This has been—and many will agree—one of the strangest, most difficult, patience-testing, humbling turkey hunting seasons ever. Sure, it was it a late spring for many states, but there was also something "in the air" that I just can't quite put my finger on.
When it comes to skill, even the "best" hunter can only get so far when pursuing wild animals. At the end of the day, luck needs to be on our side. Most importantly, we don't get the final say—the game does. My skill and luck were rigorously challenged for 100 hours in the field this spring. As always, I trained hard. But this year I failed.
I spent three rounds in the ring. The birds of southwest Wisconsin got the first crack at me. They hit me with a left hook. Then the South Dakota Black Hills birds brought their fury for a round. They delivered an uppercut. Finally, I revisited Wisconsin (further north from my first trip). The birds pummeled me with a final knockout punch.
After each round I was ready to throw in the towel, but only for a short time. The thrill of the fight kept me in the ring time and time again ... as it always will. Truthfully, there comes a time when every hunter needs a true, put-you-in-your-place humbling. For me, it was difficult at first because I invested so much this year. I spent 10 days, 100 hours, thousands of miles and hundreds of dollars on a turkey season that left me without a single shot.

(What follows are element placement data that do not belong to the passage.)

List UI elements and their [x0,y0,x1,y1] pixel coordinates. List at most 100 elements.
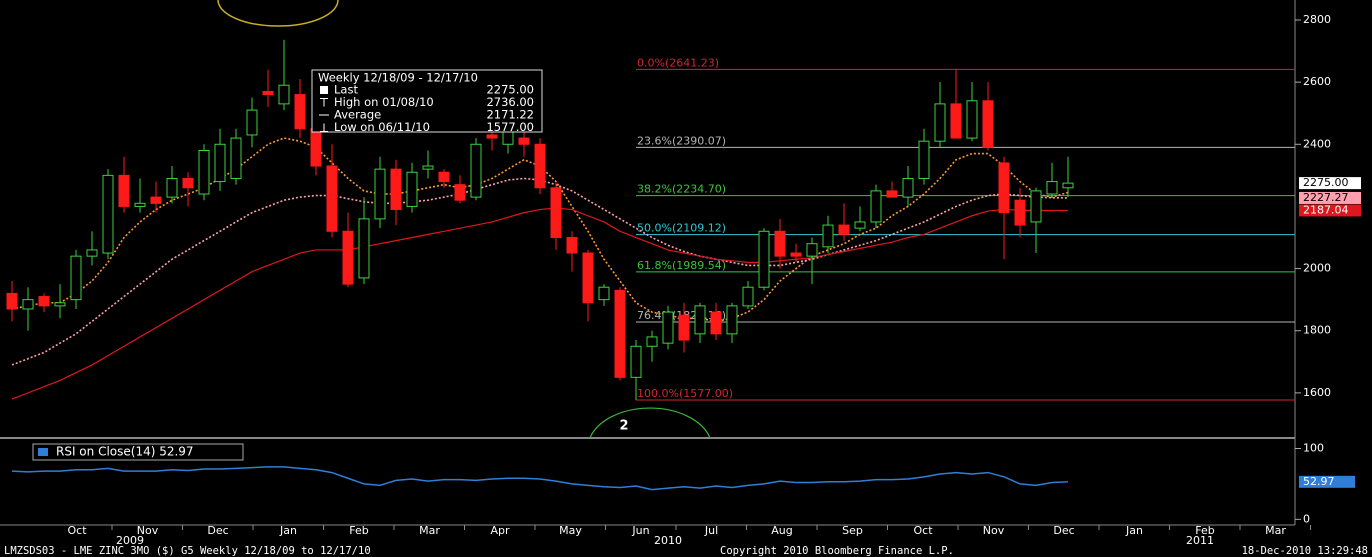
candle-body [22,299,34,310]
price-tag [1299,177,1361,190]
month-label: Jan [279,524,297,537]
candle-body [102,174,114,254]
rsi-legend-box [32,443,244,461]
candle-body [678,314,690,341]
rsi-title: RSI on Close(14) 52.97 [56,445,194,459]
month-label: Apr [490,524,510,537]
legend-value: 1577.00 [486,120,534,134]
month-label: Feb [1195,524,1214,537]
candle-body [150,196,162,204]
month-label: Dec [1053,524,1074,537]
month-label: May [559,524,582,537]
candle-body [710,311,722,335]
legend-icon [320,98,328,107]
candle-body [38,296,50,307]
month-label: Oct [913,524,933,537]
candle-body [646,336,658,347]
candle-body [582,252,594,304]
fib-label: 23.6%(2390.07) [637,134,726,147]
candle-body [598,286,610,301]
candle-body [966,100,978,139]
month-label: Nov [137,524,159,537]
candle-body [342,230,354,285]
candle-body [390,168,402,211]
candle-body [422,165,434,170]
candle-body [998,162,1010,214]
legend-label: Last [334,83,358,97]
candle-body [806,243,818,257]
y-tick-label: 1800 [1303,324,1331,337]
candle-body [774,230,786,257]
candle-body [1014,199,1026,226]
month-label: Jul [704,524,718,537]
fib-label: 0.0%(2641.23) [637,56,719,69]
legend-value: 2275.00 [486,83,534,97]
price-tag [1299,204,1361,217]
legend-label: High on 01/08/10 [334,95,434,109]
candle-body [614,289,626,378]
candle-body [470,143,482,198]
fib-label: 61.8%(1989.54) [637,259,726,272]
legend-title: Weekly 12/18/09 - 12/17/10 [318,71,478,85]
year-label: 2011 [1186,534,1214,547]
candle-body [758,230,770,288]
footer-center: Copyright 2010 Bloomberg Finance L.P. [720,545,954,557]
highlight-circle [217,0,339,27]
legend-value: 2736.00 [486,95,534,109]
candle-body [982,100,994,148]
candle-body [438,171,450,183]
candle-body [694,305,706,335]
candle-body [1046,181,1058,195]
legend-value: 2171.22 [486,108,534,122]
month-label: Dec [207,524,228,537]
price-tag-label: 2227.27 [1303,191,1349,204]
y-tick-label: 0 [1303,512,1310,525]
legend-icon [320,86,328,94]
month-label: Jan [1125,524,1143,537]
month-label: Mar [1265,524,1286,537]
fib-label: 38.2%(2234.70) [637,183,726,196]
rsi-tag [1299,475,1355,488]
candle-body [918,140,930,179]
annotation: 2 [619,419,628,434]
candle-body [70,255,82,301]
candle-body [86,249,98,257]
candle-body [790,252,802,257]
y-tick-label: 2400 [1303,137,1331,150]
candle-body [198,149,210,195]
month-label: Jun [631,524,649,537]
candle-body [550,187,562,239]
rsi-tag-label: 52.97 [1303,475,1335,488]
y-tick-label: 1600 [1303,386,1331,399]
year-label: 2010 [654,534,682,547]
legend-label: Low on 06/11/10 [334,120,430,134]
candle-body [950,103,962,139]
month-label: Feb [349,524,368,537]
month-label: Aug [771,524,792,537]
candle-body [6,292,18,310]
candle-body [118,174,130,207]
candle-body [166,177,178,198]
y-tick-label: 2600 [1303,75,1331,88]
y-tick-label: 2000 [1303,262,1331,275]
candle-body [486,134,498,139]
candle-body [54,302,66,307]
candle-body [742,286,754,307]
candle-body [1062,182,1074,189]
candle-body [886,190,898,198]
candle-body [518,137,530,145]
month-label: Oct [67,524,87,537]
candle-body [246,109,258,136]
candle-body [374,168,386,220]
y-tick-label: 2800 [1303,13,1331,26]
candle-body [182,177,194,189]
fib-label: 50.0%(2109.12) [637,222,726,235]
candle-body [566,237,578,254]
legend-box [311,69,543,133]
rsi-line [11,466,1069,491]
candle-body [838,224,850,235]
price-tag-label: 2187.04 [1303,203,1349,216]
candle-body [454,184,466,201]
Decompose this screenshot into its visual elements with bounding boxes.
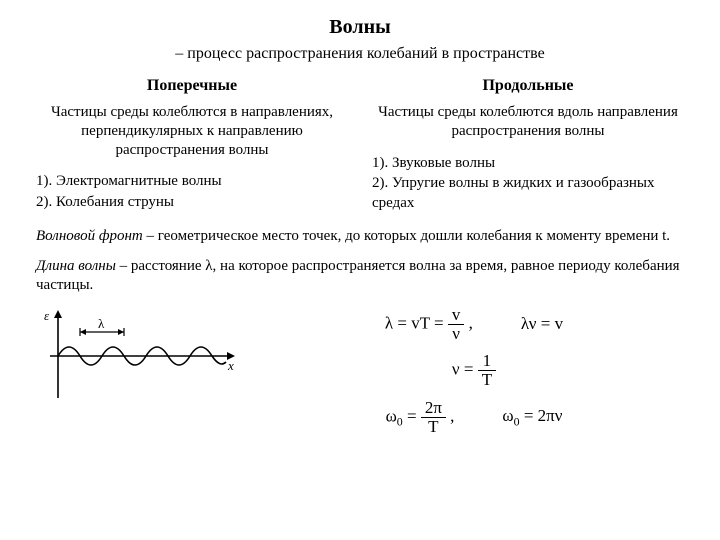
col-head-left: Поперечные xyxy=(36,77,348,95)
formula-omega-2pinu: ω0 = 2πν xyxy=(502,406,562,429)
def-wavelength-term: Длина волны xyxy=(36,258,116,274)
formula-lambda-nu: λν = v xyxy=(521,314,563,334)
page-subtitle: – процесс распространения колебаний в пр… xyxy=(36,45,684,63)
formula-lambda-vt: λ = vT = v ν , xyxy=(385,306,473,343)
formula-lambda-comma: , xyxy=(469,313,473,332)
formula-nu: ν = 1 T xyxy=(452,352,496,389)
formula-nu-frac: 1 T xyxy=(478,352,496,389)
formula-omega-frac: ω0 = 2π T , xyxy=(386,399,455,436)
formula-lambda-left: λ = vT = xyxy=(385,313,444,332)
definitions: Волновой фронт – геометрическое место то… xyxy=(36,227,684,296)
lambda-label: λ xyxy=(98,316,105,331)
formula-lambda-frac-den: ν xyxy=(448,325,465,343)
def-wavefront-text: – геометрическое место точек, до которых… xyxy=(143,228,670,244)
formula-omega-right-sym: ω xyxy=(502,406,513,425)
formula-lambda-frac: v ν xyxy=(448,306,465,343)
page-title: Волны xyxy=(36,16,684,39)
col-ex-right: 1). Звуковые волны 2). Упругие волны в ж… xyxy=(372,153,684,214)
def-wavelength-text: – расстояние λ, на которое распространяе… xyxy=(36,258,680,294)
col-desc-right: Частицы среды колеблются вдоль направлен… xyxy=(372,103,684,141)
col-ex-left-1: 1). Электромагнитные волны xyxy=(36,171,348,191)
formula-omega-frac-num: 2π xyxy=(421,399,446,418)
x-axis-label: x xyxy=(227,358,234,373)
formulas-block: λ = vT = v ν , λν = v ν = 1 T xyxy=(264,306,684,436)
formula-omega-left-sym: ω xyxy=(386,406,397,425)
col-longitudinal: Продольные Частицы среды колеблются вдол… xyxy=(372,77,684,213)
formula-lambda-frac-num: v xyxy=(448,306,465,325)
wave-diagram: ε x λ xyxy=(36,306,236,411)
lambda-arrow-right-icon xyxy=(118,329,124,335)
y-axis-arrow-icon xyxy=(54,310,62,318)
col-ex-right-2: 2). Упругие волны в жидких и газообразны… xyxy=(372,173,684,214)
lambda-arrow-left-icon xyxy=(80,329,86,335)
def-wavelength: Длина волны – расстояние λ, на которое р… xyxy=(36,257,684,296)
def-wavefront: Волновой фронт – геометрическое место то… xyxy=(36,227,684,247)
col-transverse: Поперечные Частицы среды колеблются в на… xyxy=(36,77,348,213)
formula-nu-left: ν = xyxy=(452,360,474,379)
formula-omega-left-eq: = xyxy=(403,406,417,425)
col-ex-left: 1). Электромагнитные волны 2). Колебания… xyxy=(36,171,348,212)
col-head-right: Продольные xyxy=(372,77,684,95)
col-ex-right-1: 1). Звуковые волны xyxy=(372,153,684,173)
formula-row-2: ν = 1 T xyxy=(452,352,496,389)
col-desc-left: Частицы среды колеблются в направлениях,… xyxy=(36,103,348,159)
formula-omega-comma: , xyxy=(450,406,454,425)
formula-omega-frac-den: T xyxy=(421,418,446,436)
formula-omega-fraction: 2π T xyxy=(421,399,446,436)
formula-row-1: λ = vT = v ν , λν = v xyxy=(385,306,563,343)
def-wavefront-term: Волновой фронт xyxy=(36,228,143,244)
formula-nu-frac-num: 1 xyxy=(478,352,496,371)
formula-row-3: ω0 = 2π T , ω0 = 2πν xyxy=(386,399,563,436)
formula-omega-right-eq: = 2πν xyxy=(520,406,563,425)
y-axis-label: ε xyxy=(44,308,50,323)
col-ex-left-2: 2). Колебания струны xyxy=(36,192,348,212)
formula-nu-frac-den: T xyxy=(478,371,496,389)
two-column-block: Поперечные Частицы среды колеблются в на… xyxy=(36,77,684,213)
bottom-row: ε x λ λ = vT = v xyxy=(36,306,684,436)
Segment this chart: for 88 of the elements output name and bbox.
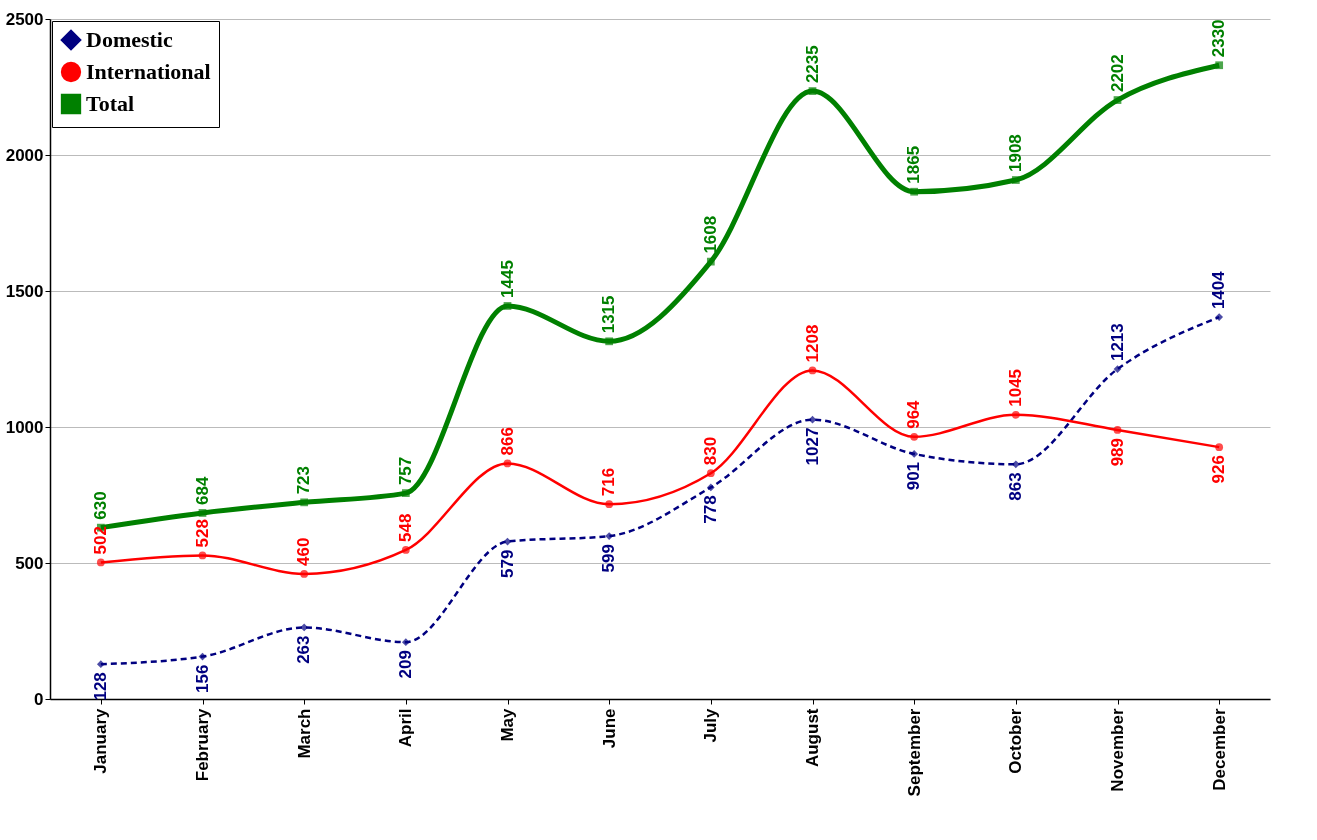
x-tick-label: May [498, 707, 517, 742]
point [808, 87, 817, 95]
point [503, 459, 512, 468]
data-label: 1404 [1209, 270, 1229, 310]
point [910, 432, 919, 441]
data-label: 863 [1005, 472, 1025, 501]
data-label: 128 [90, 672, 110, 701]
x-tick-label: April [396, 708, 416, 748]
point [1215, 61, 1224, 70]
point [300, 570, 309, 578]
point [910, 187, 919, 196]
y-tick-label: 2000 [5, 145, 44, 165]
point [706, 469, 715, 478]
x-tick-label: February [193, 707, 212, 782]
data-label: 263 [294, 635, 314, 664]
point [1215, 313, 1224, 321]
data-label: 684 [192, 476, 212, 505]
data-label: 630 [90, 491, 110, 520]
x-tick-label: December [1209, 708, 1229, 791]
data-label: 460 [294, 537, 314, 566]
data-label: 2202 [1107, 54, 1127, 93]
data-label: 599 [599, 544, 619, 573]
data-label: 1208 [802, 324, 822, 363]
x-tick-label: October [1006, 708, 1026, 774]
data-label: 209 [395, 650, 415, 679]
y-tick-label: 1500 [5, 281, 44, 301]
x-tick-label: November [1108, 708, 1127, 792]
data-label: 1045 [1005, 368, 1025, 407]
data-label: 964 [904, 399, 924, 429]
x-tick-label: August [803, 708, 822, 768]
legend-label: Total [86, 91, 135, 116]
point [706, 257, 715, 266]
point [300, 623, 309, 632]
point [1011, 176, 1020, 184]
data-label: 579 [497, 549, 517, 578]
data-label: 548 [395, 513, 415, 542]
x-tick-label: March [294, 708, 314, 759]
data-label: 989 [1107, 437, 1127, 467]
x-tick-label: January [91, 707, 111, 774]
y-tick-label: 1000 [5, 417, 44, 437]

I was dying to introduce my new Remington Versa Max to a hot gobbler—yearning to watch it deliver its first kiss of death—but it wasn't even a season of close calls. I flicked my safety off once, on my second-to-last day of the season while I was hunting with the diehard boys (Jeremy Dersham and Seth Miller) from Ridge and River Running Outfitters.
They had several birds in the area patterned prior to my arrival. The first sunrise was unsuccessful. We took a short break and jumped in the truck to glass nearby fields. "What's that on the road up there," Jeremy asked. There stood a strutter on the road between two strips of public land. We parked a quarter mile away from the old boy, doubled back through the woods on the opposite side of the road, and scrambled to set up with the hopes of calling him across and into our laps. As we decided where to plop down, Jeremy waved at Miller and I from the top of a small ridge; he was screaming without uttering a sound. He told us to get into position on top of the ridge. Apparently, the rustling leaves from three hungry hunters sounded like hens to our tom—Jeremy spotted a glimpse of his tail fan hot on our path. I crawled to a nearby tree. Miller found his seat to roll film just 10 yards to my left. Jeremy proceeded with the "buddy system" and began walking away, calling and employing his turkey wing for added realism.
Within minutes, I spotted movement; it was a turkey (later determined to be a hen) ducking through the heavy cover in front of me. Then, there was the tom, walking from right to left 30 yards down the ridge. I saw his white head and swinging beard, but within a second he disappeared behind a small pine tree. Clearly he was following the hen. At that point I shouldered my shotgun, flicked my safety off and prepared for him to walk out. Five steps was all I needed to end my turkey season on a bird-busting note.
Gone. Like a ghost, he was gone. He said "goodbye" with one last taunting gobble from the distance as we stood up to walk away, defeated.
As I look back on the turkey season that has broken my 8-year kill streak, my passion is built much stronger. One vision graces my memory: the strutting tom on the side of the road, radiating life into the woods. One feeling warms my soul: the adrenaline rush as I prepared to end a gentlemanly duel.
I never pulled the trigger, and it was a blessing. My respect for the wild turkey has deepened, and I tip my hat to each and every longbeard that's strutting as I write this last word.